Well, Ardern was right. And I was wrong. 

Could I have been any more wrong? I wrote them off. Not a chance, I said. But iI said they'd be in good shape to challenge for government in three years time. 

Ardern one. Smalley nil. 

And then last night, well.....what a night. 

First, the poll. The Colmar Brunton poll on One News. I was nipping around in the kitchen trying to sort dinner and I had the news streaming in the background on my laptop.  Finn was hungry, I had a cat squawking at me to feed it as well....and then I heard it. The top story.  And it stopped me in my tracks. 

Labour is the now the largest party in parliament. Labour is the front-runner to form the next government. 

Really? Labour is ahead of National? Really? 

And then came the preferred Prime Minister poll. And Jacinda Ardern has had a blinder. She's leapt ahead of Bill English. She's on 44 percent, that's one percent ahead of English. 

What a turnaround. What a turnaround with just three weeks to go until the election. 

And then, of course, came the debate. 

Ardern looked nervous at the start. But she settled. But I don't think Bill English ever did. At times he looked rattled and uncomfortable. And Ardern grew in confidence. 

Some of her one-liners, particularly around housing, stopped the Prime Minister in his tracks. 

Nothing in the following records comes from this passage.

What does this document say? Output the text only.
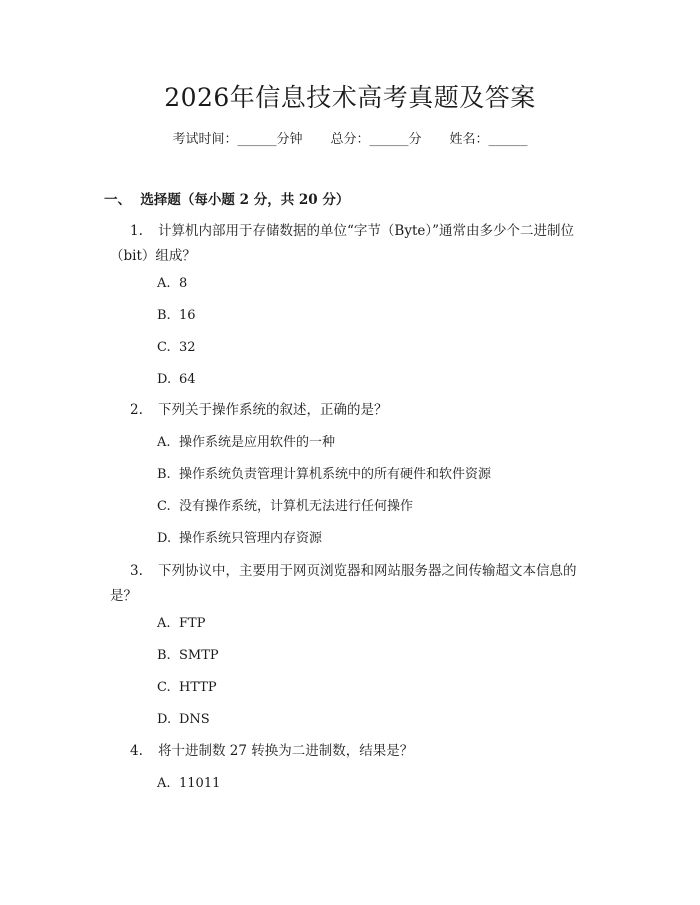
2026年信息技术高考真题及答案
考试时间：______分钟 总分：______分 姓名：______
一、  选择题（每小题 2 分，共 20 分）
1. 计算机内部用于存储数据的单位“字节（Byte）”通常由多少个二进制位
（bit）组成？
A. 8
B. 16
C. 32
D. 64
2. 下列关于操作系统的叙述，正确的是？
A. 操作系统是应用软件的一种
B. 操作系统负责管理计算机系统中的所有硬件和软件资源
C. 没有操作系统，计算机无法进行任何操作
D. 操作系统只管理内存资源
3. 下列协议中，主要用于网页浏览器和网站服务器之间传输超文本信息的
是？
A. FTP
B. SMTP
C. HTTP
D. DNS
4. 将十进制数 27 转换为二进制数，结果是？
A. 11011
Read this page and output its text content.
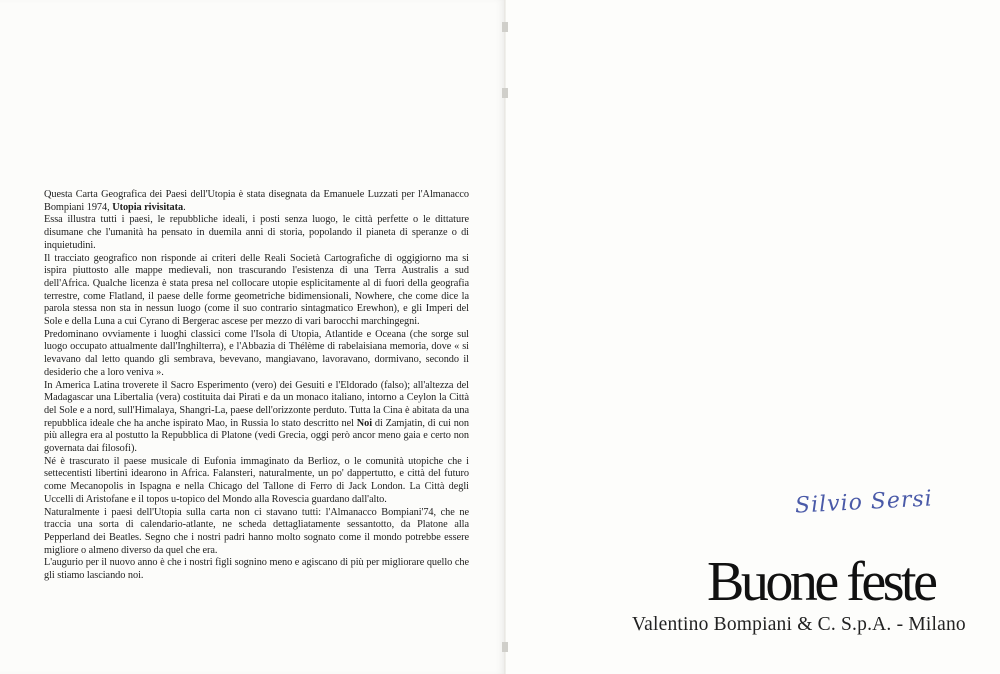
Questa Carta Geografica dei Paesi dell'Utopia è stata disegnata da Emanuele Luzzati per l'Almanacco Bompiani 1974, Utopia rivisitata.

Essa illustra tutti i paesi, le repubbliche ideali, i posti senza luogo, le città perfette o le dittature disumane che l'umanità ha pensato in duemila anni di storia, popolando il pianeta di speranze o di inquietudini.

Il tracciato geografico non risponde ai criteri delle Reali Società Cartografiche di oggigiorno ma si ispira piuttosto alle mappe medievali, non trascurando l'esistenza di una Terra Australis a sud dell'Africa. Qualche licenza è stata presa nel collocare utopie esplicitamente al di fuori della geografia terrestre, come Flatland, il paese delle forme geometriche bidimensionali, Nowhere, che come dice la parola stessa non sta in nessun luogo (come il suo contrario sintagmatico Erewhon), e gli Imperi del Sole e della Luna a cui Cyrano di Bergerac ascese per mezzo di vari barocchi marchingegni.

Predominano ovviamente i luoghi classici come l'Isola di Utopia, Atlantide e Oceana (che sorge sul luogo occupato attualmente dall'Inghilterra), e l'Abbazia di Thélème di rabelaisiana memoria, dove « si levavano dal letto quando gli sembrava, bevevano, mangiavano, lavoravano, dormivano, secondo il desiderio che a loro veniva ».

In America Latina troverete il Sacro Esperimento (vero) dei Gesuiti e l'Eldorado (falso); all'altezza del Madagascar una Libertalia (vera) costituita dai Pirati e da un monaco italiano, intorno a Ceylon la Città del Sole e a nord, sull'Himalaya, Shangri-La, paese dell'orizzonte perduto. Tutta la Cina è abitata da una repubblica ideale che ha anche ispirato Mao, in Russia lo stato descritto nel Noi di Zamjatin, di cui non più allegra era al postutto la Repubblica di Platone (vedi Grecia, oggi però ancor meno gaia e certo non governata dai filosofi).

Né è trascurato il paese musicale di Eufonia immaginato da Berlioz, o le comunità utopiche che i settecentisti libertini idearono in Africa. Falansteri, naturalmente, un po' dappertutto, e città del futuro come Mecanopolis in Ispagna e nella Chicago del Tallone di Ferro di Jack London. La Città degli Uccelli di Aristofane e il topos u-topico del Mondo alla Rovescia guardano dall'alto.

Naturalmente i paesi dell'Utopia sulla carta non ci stavano tutti: l'Almanacco Bompiani'74, che ne traccia una sorta di calendario-atlante, ne scheda dettagliatamente sessantotto, da Platone alla Pepperland dei Beatles. Segno che i nostri padri hanno molto sognato come il mondo potrebbe essere migliore o almeno diverso da quel che era.

L'augurio per il nuovo anno è che i nostri figli sognino meno e agiscano di più per migliorare quello che gli stiamo lasciando noi.

Silvio Sersi
Buone feste
Valentino Bompiani & C. S.p.A. - Milano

At one point she said "Bill, tell someone in Auckland that $150,000 is acceptable as a deposit. It's not...." and the Prime Minister had no response. 

Predictably, English targeted labour's rather vague and undefined tax policy, and the capital gains tax. 

Ardern's response? "A capital gains tax doesn't strike fear in people who have no hope of owning a home. I'm doing this so my generation can get into the housing market." again, no response from English. 

She won last night's debate but not overwhelmingly. 

English, I think, was rattled by that poll result. This is National's election to lose. And given John Key's overwhelming dominance in the polls over the course of the last 8 years or so, you've got to ask what's changed. Well, it's the leadership. And English knows this is on his shoulders. 

But even the boldest of political commentators could never have predicted this. Just three weeks out from a general election, and Labour, under Jacinda Ardern, is the front-runner to form the next government.

What a turn around. What an election campaign. Buckle up, people. Who says politics is boring?